On Wed, 2008-05-28 at 22:45 +0100, Simon Riggs wrote:
> On Wed, 2008-05-28 at 16:28 -0400, Tom Lane wrote:
> > Gregory Stark <stark@enterprisedb.com> writes:
> > > "Tom Lane" <tgl@sss.pgh.pa.us> writes:
> > >> This is expected to take lots of memory because each row-requiring-check
> > >> generates an entry in the pending trigger event list.
> >
> > > Hm, it occurs to me that we could still do a join against the pending event
> > > trigger list... I wonder how feasible it would be to store the pending trigger
> > > event list in a temporary table instead of in ram.
> >
> > We could make that list spill to disk, but the problem remains that
> > verifying the rows one at a time will take forever.
> >
> > The idea that's been kicked around occasionally is that once you get
> > past N pending events, throw them all away and instead queue a single
> > operation to do a bulk verify (just like initial establishment of the
> > FK constraint). I'm not sure how to do the queue management for this
> > though.
>
> Neither of those approaches is really suitable. Just spilling to disk is
> O(N) of the number of rows loaded, the second one is O(N) at least on
> the number of rows (loaded + existing). The second one doesn't help
> either since if the table was empty you'd have added the FK afterwards,
> so we must assume there is already rows in there and in most cases rows
> already loaded will exceed those being added by the bulk operation.
>
> AFAICS we must aggregate the trigger checks. We would need a special
> property of triggers that allowed them to be aggregated when two similar
> checks arrived. We can then use hash aggregation to accumulate them.
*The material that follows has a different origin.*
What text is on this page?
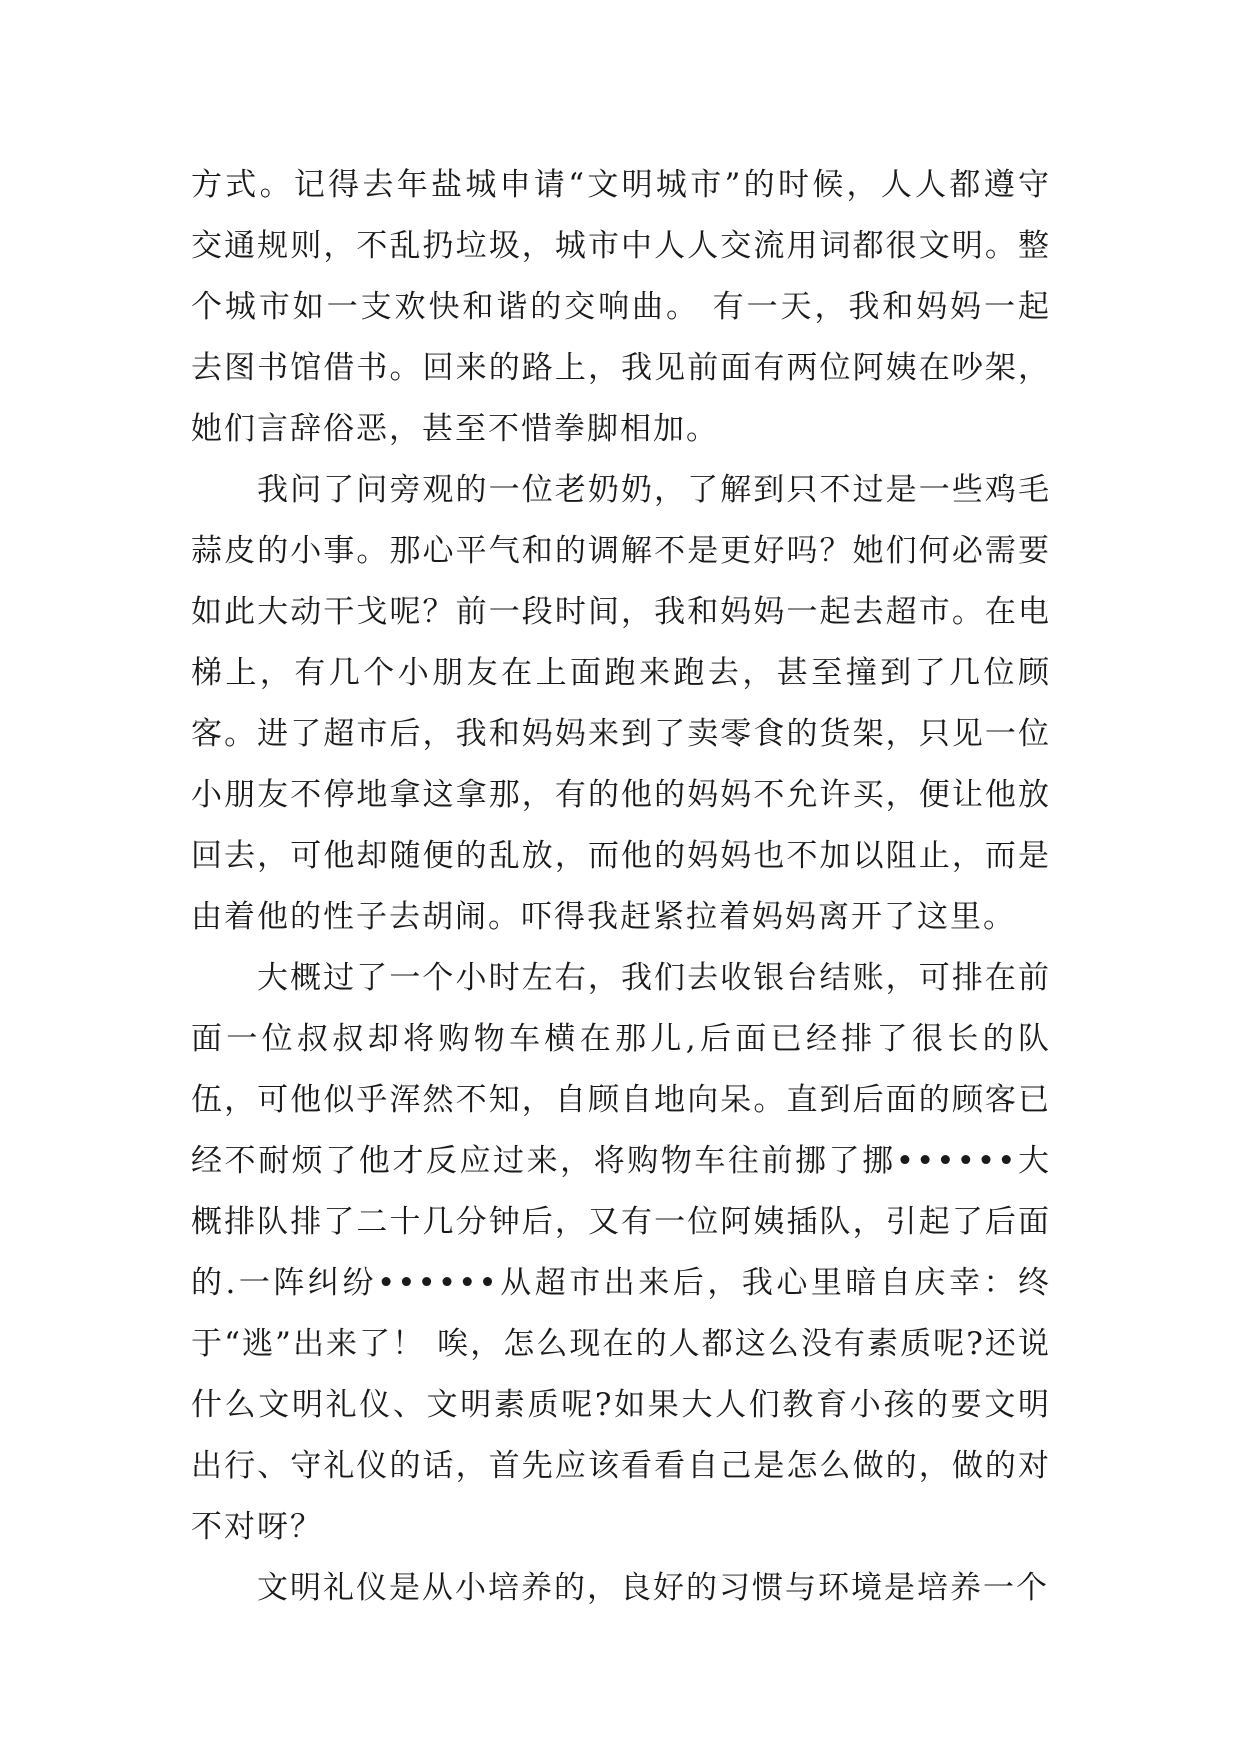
方式。记得去年盐城申请“文明城市”的时候，人人都遵守交通规则，不乱扔垃圾，城市中人人交流用词都很文明。整个城市如一支欢快和谐的交响曲。 有一天，我和妈妈一起去图书馆借书。回来的路上，我见前面有两位阿姨在吵架，她们言辞俗恶，甚至不惜拳脚相加。

我问了问旁观的一位老奶奶，了解到只不过是一些鸡毛蒜皮的小事。那心平气和的调解不是更好吗？她们何必需要如此大动干戈呢？前一段时间，我和妈妈一起去超市。在电梯上，有几个小朋友在上面跑来跑去，甚至撞到了几位顾客。进了超市后，我和妈妈来到了卖零食的货架，只见一位小朋友不停地拿这拿那，有的他的妈妈不允许买，便让他放回去，可他却随便的乱放，而他的妈妈也不加以阻止，而是由着他的性子去胡闹。吓得我赶紧拉着妈妈离开了这里。

大概过了一个小时左右，我们去收银台结账，可排在前面一位叔叔却将购物车横在那儿,后面已经排了很长的队伍，可他似乎浑然不知，自顾自地向呆。直到后面的顾客已经不耐烦了他才反应过来，将购物车往前挪了挪••••••大概排队排了二十几分钟后，又有一位阿姨插队，引起了后面的.一阵纠纷••••••从超市出来后，我心里暗自庆幸：终于“逃”出来了！ 唉，怎么现在的人都这么没有素质呢?还说什么文明礼仪、文明素质呢?如果大人们教育小孩的要文明出行、守礼仪的话，首先应该看看自己是怎么做的，做的对不对呀？

文明礼仪是从小培养的，良好的习惯与环境是培养一个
We
> might conceivably need to spill to disk also, since the aggregation may
> not always be effective.
Can't we just do the checks for the FKs accumulated at the point they
don't fit in memory, instead of spilling to disk ?
> But in most cases the tables against which FK
> checks are made are significantly smaller than the tables being loaded.
> Once we have hash aggregated them, that is then the first part of a hash
> join to the target table.
>
> We certainly need a TODO item for "improve RI checks during bulk
> operations".
Agreed.
----------------
Hannu